“Just because I fantasise / Doesn’t mean it’s wrong”
- FKA twigs, Two Weeks
Fantasies can feel like confessions. We tend to treat them as indulgent, embarrassing or somehow other - even when they shape how we experience pleasure and intimacy.
And when you're someone who cares deeply about autonomy, equality and the politics of sex, fantasies can feel even more complicated. What if your desires don’t align with your values? What if what turns you on isn’t what you’d proudly say out loud?
This is where feminism and fantasy meet: not in clean answers but in questions that deserve more space.
Desire isn’t always ideological
Feminism asks us to critique power. To question norms. To look at the systems we live within and how they shape everything from wages to relationships.
But desire doesn’t always respond to critique. It doesn't unfold in neat, conscious lines. You might understand the politics of desire and still feel caught off guard by what turns you on.
Fantasies are shaped by culture but they’re also a place where we play with it. Where we rewrite or repurpose it, or just let go of needing to explain ourselves for once.

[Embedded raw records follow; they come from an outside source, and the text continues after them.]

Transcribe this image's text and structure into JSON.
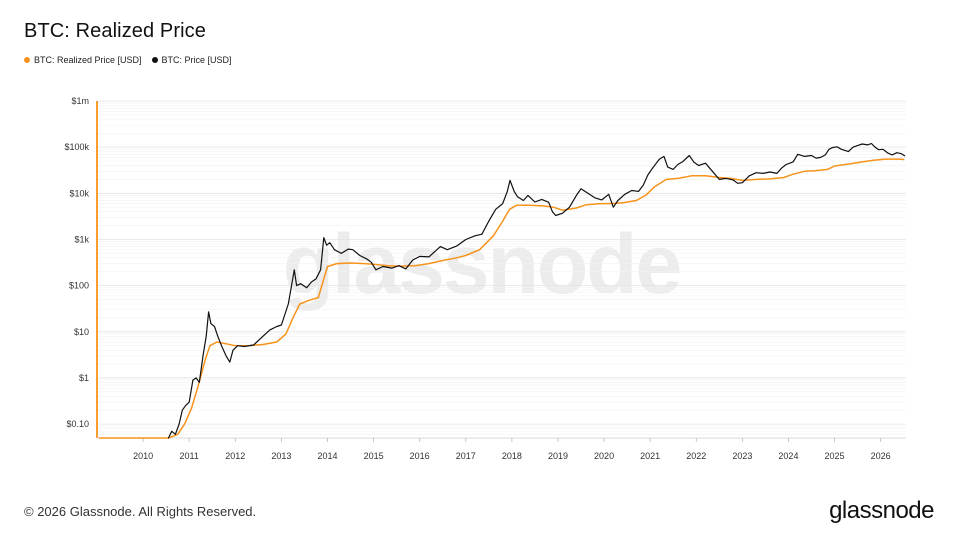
{
  "page": {
    "title": "BTC: Realized Price",
    "footer": "© 2026 Glassnode. All Rights Reserved.",
    "brand": "glassnode",
    "watermark": "glassnode"
  },
  "chart_data": {
    "type": "line",
    "title": "BTC: Realized Price",
    "y_scale": "log",
    "ylim": [
      0.05,
      1000000
    ],
    "xlim": [
      2009.0,
      2026.55
    ],
    "grid": true,
    "legend_position": "top-left",
    "y_ticks": [
      {
        "value": 0.1,
        "label": "$0.10"
      },
      {
        "value": 1,
        "label": "$1"
      },
      {
        "value": 10,
        "label": "$10"
      },
      {
        "value": 100,
        "label": "$100"
      },
      {
        "value": 1000,
        "label": "$1k"
      },
      {
        "value": 10000,
        "label": "$10k"
      },
      {
        "value": 100000,
        "label": "$100k"
      },
      {
        "value": 1000000,
        "label": "$1m"
      }
    ],
    "x_ticks": [
      {
        "value": 2010,
        "label": "2010"
      },
      {
        "value": 2011,
        "label": "2011"
      },
      {
        "value": 2012,
        "label": "2012"
      },
      {
        "value": 2013,
        "label": "2013"
      },
      {
        "value": 2014,
        "label": "2014"
      },
      {
        "value": 2015,
        "label": "2015"
      },
      {
        "value": 2016,
        "label": "2016"
      },
      {
        "value": 2017,
        "label": "2017"
      },
      {
        "value": 2018,
        "label": "2018"
      },
      {
        "value": 2019,
        "label": "2019"
      },
      {
        "value": 2020,
        "label": "2020"
      },
      {
        "value": 2021,
        "label": "2021"
      },
      {
        "value": 2022,
        "label": "2022"
      },
      {
        "value": 2023,
        "label": "2023"
      },
      {
        "value": 2024,
        "label": "2024"
      },
      {
        "value": 2025,
        "label": "2025"
      },
      {
        "value": 2026,
        "label": "2026"
      }
    ],
    "series": [
      {
        "name": "BTC: Realized Price [USD]",
        "color": "#f7931a",
        "points": [
          [
            2009.05,
            0.05
          ],
          [
            2010.55,
            0.05
          ],
          [
            2010.75,
            0.06
          ],
          [
            2010.9,
            0.1
          ],
          [
            2011.05,
            0.22
          ],
          [
            2011.2,
            0.7
          ],
          [
            2011.35,
            2.5
          ],
          [
            2011.45,
            5
          ],
          [
            2011.6,
            6
          ],
          [
            2011.8,
            5.5
          ],
          [
            2012.0,
            5
          ],
          [
            2012.3,
            5
          ],
          [
            2012.6,
            5.3
          ],
          [
            2012.9,
            6
          ],
          [
            2013.1,
            9
          ],
          [
            2013.25,
            20
          ],
          [
            2013.4,
            40
          ],
          [
            2013.6,
            48
          ],
          [
            2013.8,
            55
          ],
          [
            2013.9,
            120
          ],
          [
            2014.0,
            260
          ],
          [
            2014.2,
            300
          ],
          [
            2014.5,
            310
          ],
          [
            2014.8,
            300
          ],
          [
            2015.0,
            290
          ],
          [
            2015.3,
            270
          ],
          [
            2015.6,
            265
          ],
          [
            2015.9,
            270
          ],
          [
            2016.2,
            300
          ],
          [
            2016.5,
            350
          ],
          [
            2016.8,
            400
          ],
          [
            2017.0,
            450
          ],
          [
            2017.3,
            600
          ],
          [
            2017.6,
            1200
          ],
          [
            2017.8,
            2500
          ],
          [
            2017.95,
            4500
          ],
          [
            2018.1,
            5500
          ],
          [
            2018.4,
            5500
          ],
          [
            2018.7,
            5300
          ],
          [
            2018.9,
            5000
          ],
          [
            2019.1,
            4300
          ],
          [
            2019.4,
            4800
          ],
          [
            2019.6,
            5600
          ],
          [
            2019.9,
            6000
          ],
          [
            2020.1,
            6000
          ],
          [
            2020.4,
            6200
          ],
          [
            2020.7,
            7000
          ],
          [
            2020.9,
            9000
          ],
          [
            2021.1,
            14000
          ],
          [
            2021.35,
            20000
          ],
          [
            2021.6,
            21000
          ],
          [
            2021.9,
            24000
          ],
          [
            2022.2,
            24000
          ],
          [
            2022.5,
            22000
          ],
          [
            2022.75,
            21000
          ],
          [
            2023.0,
            19000
          ],
          [
            2023.3,
            20000
          ],
          [
            2023.6,
            20500
          ],
          [
            2023.9,
            22000
          ],
          [
            2024.1,
            26000
          ],
          [
            2024.35,
            30000
          ],
          [
            2024.6,
            31000
          ],
          [
            2024.85,
            33000
          ],
          [
            2025.0,
            39000
          ],
          [
            2025.3,
            43000
          ],
          [
            2025.6,
            48000
          ],
          [
            2025.85,
            52000
          ],
          [
            2026.1,
            55000
          ],
          [
            2026.4,
            55000
          ],
          [
            2026.5,
            54000
          ]
        ]
      },
      {
        "name": "BTC: Price [USD]",
        "color": "#111111",
        "points": [
          [
            2010.55,
            0.05
          ],
          [
            2010.62,
            0.07
          ],
          [
            2010.7,
            0.06
          ],
          [
            2010.78,
            0.1
          ],
          [
            2010.85,
            0.2
          ],
          [
            2010.92,
            0.25
          ],
          [
            2011.0,
            0.3
          ],
          [
            2011.08,
            0.9
          ],
          [
            2011.15,
            1.0
          ],
          [
            2011.22,
            0.8
          ],
          [
            2011.3,
            3
          ],
          [
            2011.37,
            8
          ],
          [
            2011.42,
            27
          ],
          [
            2011.47,
            15
          ],
          [
            2011.55,
            13
          ],
          [
            2011.62,
            8
          ],
          [
            2011.7,
            5
          ],
          [
            2011.8,
            3
          ],
          [
            2011.88,
            2.2
          ],
          [
            2011.95,
            4
          ],
          [
            2012.05,
            5
          ],
          [
            2012.2,
            4.8
          ],
          [
            2012.4,
            5.2
          ],
          [
            2012.6,
            8
          ],
          [
            2012.75,
            11
          ],
          [
            2012.9,
            13
          ],
          [
            2013.0,
            14
          ],
          [
            2013.15,
            40
          ],
          [
            2013.28,
            220
          ],
          [
            2013.33,
            100
          ],
          [
            2013.42,
            110
          ],
          [
            2013.55,
            90
          ],
          [
            2013.65,
            120
          ],
          [
            2013.75,
            140
          ],
          [
            2013.85,
            220
          ],
          [
            2013.92,
            1100
          ],
          [
            2013.98,
            750
          ],
          [
            2014.05,
            850
          ],
          [
            2014.15,
            600
          ],
          [
            2014.3,
            500
          ],
          [
            2014.45,
            620
          ],
          [
            2014.55,
            600
          ],
          [
            2014.7,
            450
          ],
          [
            2014.85,
            380
          ],
          [
            2014.95,
            320
          ],
          [
            2015.05,
            220
          ],
          [
            2015.2,
            260
          ],
          [
            2015.4,
            240
          ],
          [
            2015.55,
            270
          ],
          [
            2015.7,
            230
          ],
          [
            2015.85,
            360
          ],
          [
            2016.0,
            430
          ],
          [
            2016.2,
            420
          ],
          [
            2016.45,
            700
          ],
          [
            2016.6,
            600
          ],
          [
            2016.8,
            720
          ],
          [
            2017.0,
            1000
          ],
          [
            2017.2,
            1200
          ],
          [
            2017.35,
            1300
          ],
          [
            2017.5,
            2500
          ],
          [
            2017.65,
            4500
          ],
          [
            2017.8,
            6000
          ],
          [
            2017.9,
            11000
          ],
          [
            2017.96,
            19000
          ],
          [
            2018.05,
            11000
          ],
          [
            2018.12,
            8500
          ],
          [
            2018.25,
            7000
          ],
          [
            2018.35,
            9000
          ],
          [
            2018.5,
            6500
          ],
          [
            2018.65,
            7400
          ],
          [
            2018.8,
            6400
          ],
          [
            2018.88,
            4000
          ],
          [
            2018.95,
            3300
          ],
          [
            2019.1,
            3700
          ],
          [
            2019.25,
            5000
          ],
          [
            2019.4,
            9000
          ],
          [
            2019.5,
            12500
          ],
          [
            2019.65,
            10000
          ],
          [
            2019.8,
            8000
          ],
          [
            2019.95,
            7200
          ],
          [
            2020.1,
            9500
          ],
          [
            2020.2,
            5000
          ],
          [
            2020.3,
            7000
          ],
          [
            2020.45,
            9500
          ],
          [
            2020.6,
            11500
          ],
          [
            2020.75,
            11000
          ],
          [
            2020.85,
            15000
          ],
          [
            2020.95,
            25000
          ],
          [
            2021.05,
            35000
          ],
          [
            2021.2,
            55000
          ],
          [
            2021.3,
            63000
          ],
          [
            2021.38,
            37000
          ],
          [
            2021.5,
            33000
          ],
          [
            2021.6,
            42000
          ],
          [
            2021.7,
            48000
          ],
          [
            2021.85,
            66000
          ],
          [
            2021.95,
            47000
          ],
          [
            2022.05,
            40000
          ],
          [
            2022.2,
            45000
          ],
          [
            2022.35,
            30000
          ],
          [
            2022.5,
            20000
          ],
          [
            2022.65,
            21000
          ],
          [
            2022.8,
            19500
          ],
          [
            2022.9,
            16500
          ],
          [
            2023.0,
            17000
          ],
          [
            2023.15,
            24000
          ],
          [
            2023.3,
            28000
          ],
          [
            2023.45,
            27000
          ],
          [
            2023.6,
            29000
          ],
          [
            2023.75,
            27000
          ],
          [
            2023.85,
            35000
          ],
          [
            2023.95,
            42000
          ],
          [
            2024.1,
            48000
          ],
          [
            2024.2,
            70000
          ],
          [
            2024.35,
            63000
          ],
          [
            2024.5,
            66000
          ],
          [
            2024.6,
            58000
          ],
          [
            2024.7,
            60000
          ],
          [
            2024.8,
            68000
          ],
          [
            2024.88,
            90000
          ],
          [
            2024.95,
            98000
          ],
          [
            2025.05,
            102000
          ],
          [
            2025.15,
            90000
          ],
          [
            2025.3,
            80000
          ],
          [
            2025.4,
            100000
          ],
          [
            2025.5,
            108000
          ],
          [
            2025.6,
            117000
          ],
          [
            2025.72,
            112000
          ],
          [
            2025.8,
            120000
          ],
          [
            2025.88,
            100000
          ],
          [
            2025.96,
            88000
          ],
          [
            2026.05,
            90000
          ],
          [
            2026.15,
            75000
          ],
          [
            2026.25,
            68000
          ],
          [
            2026.35,
            76000
          ],
          [
            2026.45,
            72000
          ],
          [
            2026.52,
            65000
          ]
        ]
      }
    ]
  }
}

Audre Lorde, in her seminal essay Uses of the Erotic, wrote that the erotic is “a source of power and information.” That in listening to our desires rather than judging or suppressing them, we open up new pathways to self-knowing. The erotic becomes less about performance and more about what feels true, even when that truth is hard to name.

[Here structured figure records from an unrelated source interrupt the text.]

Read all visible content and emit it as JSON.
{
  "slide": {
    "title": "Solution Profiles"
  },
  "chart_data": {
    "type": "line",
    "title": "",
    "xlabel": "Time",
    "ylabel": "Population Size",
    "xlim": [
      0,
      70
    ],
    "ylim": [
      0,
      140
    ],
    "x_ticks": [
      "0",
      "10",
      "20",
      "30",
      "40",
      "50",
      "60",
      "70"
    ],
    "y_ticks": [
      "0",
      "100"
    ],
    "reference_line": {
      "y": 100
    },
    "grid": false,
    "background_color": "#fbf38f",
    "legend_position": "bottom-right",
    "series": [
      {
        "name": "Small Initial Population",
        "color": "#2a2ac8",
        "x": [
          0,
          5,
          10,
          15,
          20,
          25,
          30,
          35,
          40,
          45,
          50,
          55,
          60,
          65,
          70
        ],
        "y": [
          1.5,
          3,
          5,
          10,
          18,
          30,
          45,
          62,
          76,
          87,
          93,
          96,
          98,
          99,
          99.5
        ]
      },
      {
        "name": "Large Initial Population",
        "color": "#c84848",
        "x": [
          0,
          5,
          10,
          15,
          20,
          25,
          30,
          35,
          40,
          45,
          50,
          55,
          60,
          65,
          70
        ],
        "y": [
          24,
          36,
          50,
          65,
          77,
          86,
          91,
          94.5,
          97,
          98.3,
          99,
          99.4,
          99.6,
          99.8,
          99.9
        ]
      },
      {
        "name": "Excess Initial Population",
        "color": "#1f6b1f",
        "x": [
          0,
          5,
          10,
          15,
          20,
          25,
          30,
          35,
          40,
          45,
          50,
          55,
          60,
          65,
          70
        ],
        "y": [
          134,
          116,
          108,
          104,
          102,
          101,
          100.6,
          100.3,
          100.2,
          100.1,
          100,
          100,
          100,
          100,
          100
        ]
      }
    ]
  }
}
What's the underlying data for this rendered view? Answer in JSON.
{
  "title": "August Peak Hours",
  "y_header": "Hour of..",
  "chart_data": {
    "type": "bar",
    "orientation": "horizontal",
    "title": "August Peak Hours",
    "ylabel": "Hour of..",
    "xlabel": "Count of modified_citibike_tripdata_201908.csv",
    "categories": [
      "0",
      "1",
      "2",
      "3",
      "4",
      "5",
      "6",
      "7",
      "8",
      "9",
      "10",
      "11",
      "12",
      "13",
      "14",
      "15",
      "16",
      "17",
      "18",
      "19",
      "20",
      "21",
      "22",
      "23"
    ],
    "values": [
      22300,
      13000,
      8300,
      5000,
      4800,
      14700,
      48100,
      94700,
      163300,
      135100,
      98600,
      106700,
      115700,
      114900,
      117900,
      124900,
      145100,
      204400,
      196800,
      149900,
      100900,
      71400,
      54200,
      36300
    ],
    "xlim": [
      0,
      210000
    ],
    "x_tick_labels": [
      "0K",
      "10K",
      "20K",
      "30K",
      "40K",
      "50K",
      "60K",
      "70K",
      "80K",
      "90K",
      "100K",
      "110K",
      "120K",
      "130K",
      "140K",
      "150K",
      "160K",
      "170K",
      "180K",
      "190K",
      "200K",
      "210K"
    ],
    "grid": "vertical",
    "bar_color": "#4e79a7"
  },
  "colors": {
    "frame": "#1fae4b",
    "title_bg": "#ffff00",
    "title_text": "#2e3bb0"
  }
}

And that includes the messy parts.
The contradictions are part of it
You can be empowered and still crave surrender. You can be a feminist and fantasise about being dominated. You can reject objectification and still enjoy being watched. These aren’t contradictions to be ashamed of; they’re expressions of a full, complex self.
Culturally, this tension is everywhere and often misunderstood.

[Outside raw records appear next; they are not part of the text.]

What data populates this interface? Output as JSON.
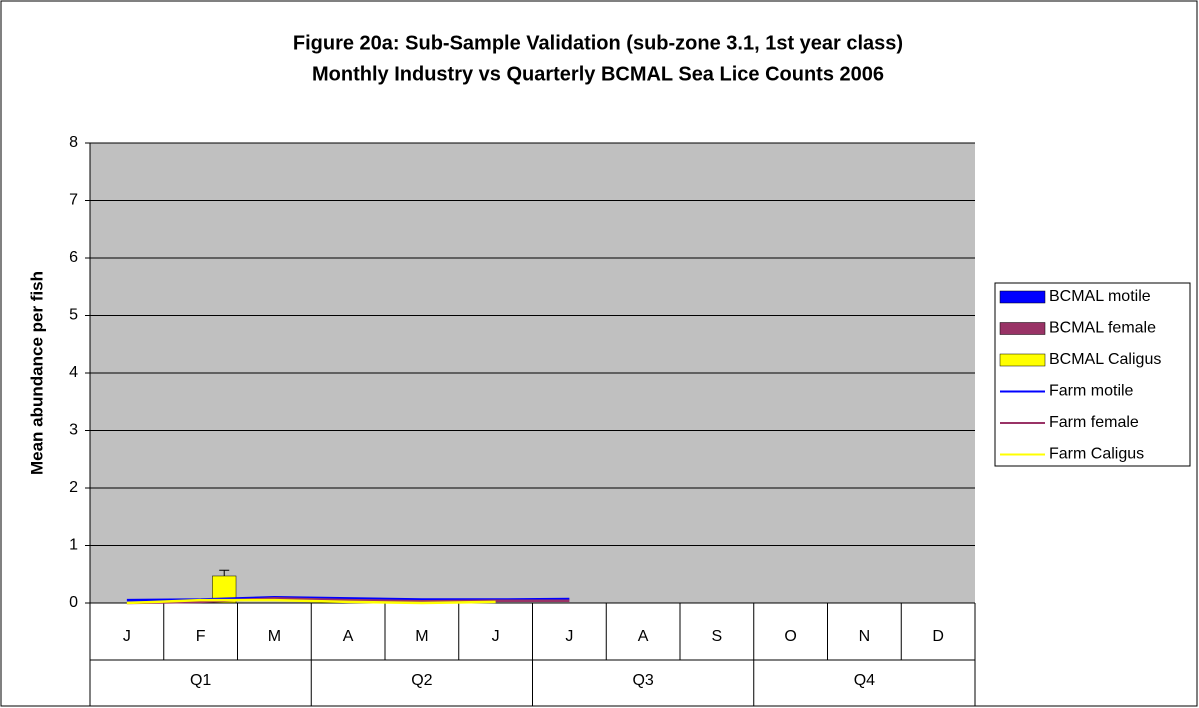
{
  "chart_data": {
    "type": "bar",
    "title": [
      "Figure 20a: Sub-Sample Validation (sub-zone 3.1, 1st year class)",
      "Monthly Industry vs Quarterly BCMAL Sea Lice Counts 2006"
    ],
    "y_label": "Mean abundance per fish",
    "categories": [
      "J",
      "F",
      "M",
      "A",
      "M",
      "J",
      "J",
      "A",
      "S",
      "O",
      "N",
      "D"
    ],
    "quarters": [
      "Q1",
      "Q2",
      "Q3",
      "Q4"
    ],
    "ylim": [
      0,
      8
    ],
    "yticks": [
      0,
      1,
      2,
      3,
      4,
      5,
      6,
      7,
      8
    ],
    "grid": true,
    "legend": "right",
    "series": [
      {
        "name": "BCMAL motile",
        "color": "#0000ff",
        "kind": "bar",
        "values": [
          null,
          null,
          null,
          null,
          null,
          null,
          null,
          null,
          null,
          null,
          null,
          null
        ]
      },
      {
        "name": "BCMAL female",
        "color": "#993366",
        "kind": "bar",
        "values": [
          null,
          null,
          null,
          null,
          null,
          null,
          null,
          null,
          null,
          null,
          null,
          null
        ]
      },
      {
        "name": "BCMAL Caligus",
        "color": "#ffff00",
        "kind": "bar",
        "values": [
          null,
          0.47,
          null,
          null,
          null,
          null,
          null,
          null,
          null,
          null,
          null,
          null
        ],
        "errors": [
          null,
          0.1,
          null,
          null,
          null,
          null,
          null,
          null,
          null,
          null,
          null,
          null
        ]
      },
      {
        "name": "Farm motile",
        "color": "#0000ff",
        "kind": "line",
        "values": [
          0.05,
          0.06,
          0.1,
          0.08,
          0.06,
          0.06,
          0.07,
          null,
          null,
          null,
          null,
          null
        ]
      },
      {
        "name": "Farm female",
        "color": "#993366",
        "kind": "line",
        "values": [
          0.0,
          0.02,
          0.08,
          0.05,
          0.03,
          0.04,
          0.04,
          null,
          null,
          null,
          null,
          null
        ]
      },
      {
        "name": "Farm Caligus",
        "color": "#ffff00",
        "kind": "line",
        "values": [
          0.0,
          0.05,
          0.05,
          0.02,
          0.0,
          0.02,
          null,
          null,
          null,
          null,
          null,
          null
        ]
      }
    ]
  }
}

In Normal People, Sally Rooney wrote a powerfully subtle dynamic between Marianne and Connell that touches on submission, class and emotional vulnerability - not as something shameful but as a language of intimacy. In Beyoncé’s Partition, we see performance, sexuality and agency blur into something seductive and self-owned. And in shows like I May Destroy You, we’re confronted with the fine lines between consent, fantasy and trauma with honesty, not judgement.
These stories resonate because they don’t offer tidy resolutions. They let us sit in the complexity and recognise ourselves within it.
Reclaiming the erotic
So what makes a fantasy feminist?
What matters might be your relationship to the fantasy - whether it feels chosen and whether you can meet it without shame.
In a world that so often commodifies women’s pleasure, reclaiming fantasy can be radical. Not because the content is always subversive but because the agency is. Wanting something - consciously, unapologetically - is powerful. Especially when that wanting has historically been policed, pathologised or erased.
This doesn’t mean every fantasy is empowering. Some might come from pain, from conditioning, from places we don’t fully understand yet. But giving ourselves permission to explore why something turns us on rather than silencing or moralising it is a form of self-respect.
Fantasy isn’t the problem. Silence is.
We don’t need to agree on what desire should look like. But we do need more space to talk about it honestly, especially the parts that feel confusing or contradictory.
Feminism doesn’t mean we have to clean up our erotic lives to make them socially palatable. It means we get to explore them more consciously. Not with judgement, but with a willingness to listen and stay open to what unfolds.
Fantasy isn’t a flaw in your politics. It’s an invitation to understand yourself more deeply.
And that, just like pleasure, is worth taking seriously.